Pioneering feminist and academic, she successfully troubled the status quo
The Indian women’s movement has lost two remarkable women in the course of three short months. When Lotika Sarkar passed away in February this year, the mind inevitably travelled to her ailing sister-in-arms, Vina Mazumdar, who died early on Thursday morning.
There is a poignant symmetry to this twin departure. Both women were pioneers Sarkar in the field of law; Mazumdar, in the field of education and development studies. Both were inspired by the common project of gender equality. Both had this wonderful cigarette fume-tinted laughter the causes they espoused may have been weighty, but there was always space for that infectious sense of fun.
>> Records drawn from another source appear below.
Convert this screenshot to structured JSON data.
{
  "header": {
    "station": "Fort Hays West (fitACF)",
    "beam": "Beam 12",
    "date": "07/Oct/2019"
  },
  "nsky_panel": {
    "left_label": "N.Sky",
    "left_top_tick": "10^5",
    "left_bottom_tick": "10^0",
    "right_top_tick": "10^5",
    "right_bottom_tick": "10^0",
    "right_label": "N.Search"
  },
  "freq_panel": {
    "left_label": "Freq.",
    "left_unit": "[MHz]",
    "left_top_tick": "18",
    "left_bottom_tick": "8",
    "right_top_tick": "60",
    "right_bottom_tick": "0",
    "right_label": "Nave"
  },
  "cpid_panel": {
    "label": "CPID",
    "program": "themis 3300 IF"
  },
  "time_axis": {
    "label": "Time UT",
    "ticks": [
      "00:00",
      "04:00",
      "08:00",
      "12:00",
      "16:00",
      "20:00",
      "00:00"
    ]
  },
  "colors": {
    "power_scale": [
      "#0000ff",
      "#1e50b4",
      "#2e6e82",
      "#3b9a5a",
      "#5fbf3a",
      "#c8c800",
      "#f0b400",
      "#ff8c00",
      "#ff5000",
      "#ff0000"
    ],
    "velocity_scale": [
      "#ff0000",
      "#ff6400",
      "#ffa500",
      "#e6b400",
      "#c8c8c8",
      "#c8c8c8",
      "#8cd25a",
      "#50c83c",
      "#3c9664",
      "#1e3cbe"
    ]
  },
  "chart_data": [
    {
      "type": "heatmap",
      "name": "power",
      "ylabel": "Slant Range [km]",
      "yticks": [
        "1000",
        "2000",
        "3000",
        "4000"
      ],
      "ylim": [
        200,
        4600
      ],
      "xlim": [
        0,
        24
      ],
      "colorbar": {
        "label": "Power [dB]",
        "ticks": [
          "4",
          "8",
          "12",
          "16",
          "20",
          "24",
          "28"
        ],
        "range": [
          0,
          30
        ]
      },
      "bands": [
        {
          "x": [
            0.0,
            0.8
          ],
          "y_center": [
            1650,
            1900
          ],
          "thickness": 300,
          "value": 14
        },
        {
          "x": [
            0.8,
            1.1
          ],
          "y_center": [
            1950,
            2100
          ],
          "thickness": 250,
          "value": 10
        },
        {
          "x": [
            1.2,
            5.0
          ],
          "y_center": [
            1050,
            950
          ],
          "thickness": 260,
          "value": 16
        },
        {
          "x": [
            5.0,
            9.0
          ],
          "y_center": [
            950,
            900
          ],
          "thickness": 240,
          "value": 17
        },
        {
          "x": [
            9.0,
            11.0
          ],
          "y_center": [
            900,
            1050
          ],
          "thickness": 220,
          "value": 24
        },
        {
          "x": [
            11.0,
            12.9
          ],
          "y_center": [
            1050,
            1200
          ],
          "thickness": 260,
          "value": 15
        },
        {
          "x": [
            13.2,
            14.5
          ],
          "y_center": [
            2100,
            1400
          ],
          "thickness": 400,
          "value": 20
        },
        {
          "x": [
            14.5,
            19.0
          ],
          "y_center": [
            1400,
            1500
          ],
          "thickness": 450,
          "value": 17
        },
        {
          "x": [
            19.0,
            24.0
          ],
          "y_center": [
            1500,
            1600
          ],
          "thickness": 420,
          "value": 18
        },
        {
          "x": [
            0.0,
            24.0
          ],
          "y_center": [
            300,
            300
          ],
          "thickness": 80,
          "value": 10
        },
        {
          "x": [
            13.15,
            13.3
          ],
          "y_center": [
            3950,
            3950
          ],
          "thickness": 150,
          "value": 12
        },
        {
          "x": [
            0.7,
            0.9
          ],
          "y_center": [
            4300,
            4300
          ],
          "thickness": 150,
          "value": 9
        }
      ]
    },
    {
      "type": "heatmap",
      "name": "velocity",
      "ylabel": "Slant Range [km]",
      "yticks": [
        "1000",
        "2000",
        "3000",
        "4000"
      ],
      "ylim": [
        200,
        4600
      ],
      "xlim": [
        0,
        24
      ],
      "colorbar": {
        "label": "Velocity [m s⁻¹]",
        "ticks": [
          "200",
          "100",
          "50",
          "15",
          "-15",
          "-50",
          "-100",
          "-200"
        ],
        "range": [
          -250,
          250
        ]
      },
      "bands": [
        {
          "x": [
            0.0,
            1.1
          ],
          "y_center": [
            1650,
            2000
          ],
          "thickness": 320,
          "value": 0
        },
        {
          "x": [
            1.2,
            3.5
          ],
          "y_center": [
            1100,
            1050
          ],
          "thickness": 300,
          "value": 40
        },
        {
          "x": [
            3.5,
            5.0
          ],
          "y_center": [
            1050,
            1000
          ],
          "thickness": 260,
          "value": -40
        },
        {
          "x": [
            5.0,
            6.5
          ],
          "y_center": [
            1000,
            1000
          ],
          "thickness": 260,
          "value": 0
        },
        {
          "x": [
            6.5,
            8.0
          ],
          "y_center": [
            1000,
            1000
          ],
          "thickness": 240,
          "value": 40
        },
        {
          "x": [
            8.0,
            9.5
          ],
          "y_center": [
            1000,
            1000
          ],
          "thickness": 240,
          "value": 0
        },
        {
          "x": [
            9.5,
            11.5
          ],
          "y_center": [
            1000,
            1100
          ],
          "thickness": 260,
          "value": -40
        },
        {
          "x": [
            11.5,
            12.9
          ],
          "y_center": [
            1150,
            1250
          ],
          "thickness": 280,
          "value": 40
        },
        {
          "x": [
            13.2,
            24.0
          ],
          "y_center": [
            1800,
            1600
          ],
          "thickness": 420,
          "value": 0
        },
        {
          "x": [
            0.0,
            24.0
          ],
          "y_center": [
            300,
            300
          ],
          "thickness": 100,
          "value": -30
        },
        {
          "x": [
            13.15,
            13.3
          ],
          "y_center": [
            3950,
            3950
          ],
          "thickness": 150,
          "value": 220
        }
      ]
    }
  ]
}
This was a rare ideological partnership that needs to be celebrated. But this is also the moment to recall the life of Vina Mazumdar, freedom’s daughter. It was the national movement during the fraught crescendo of partition and independence that provided Vina with her first impulse to understand, and then participate in, public causes. Political turmoil was in the air when she joined Delhi University as an undergraduate student. In her 2010 memoir, Memories of a Rolling Stone, she recalled that the Constituent Assembly was in session at that point and she would occasionally make her way to the visitors’ gallery to listen to leaders holding forth on their idea of India. She was also there at India Gate to witness the Union Jack coming down and the Tricolour ascend.
The freedom struggle proved something of a lodestar. Mazumdar was to later observe that the Indian women’s movement was essentially about asserting the rights women had earned through participating in the freedom struggle, it was part of the same continuum. Here was a woman shaped by pre-Independence India, who would, in turn, put her own impress on post-Independence India.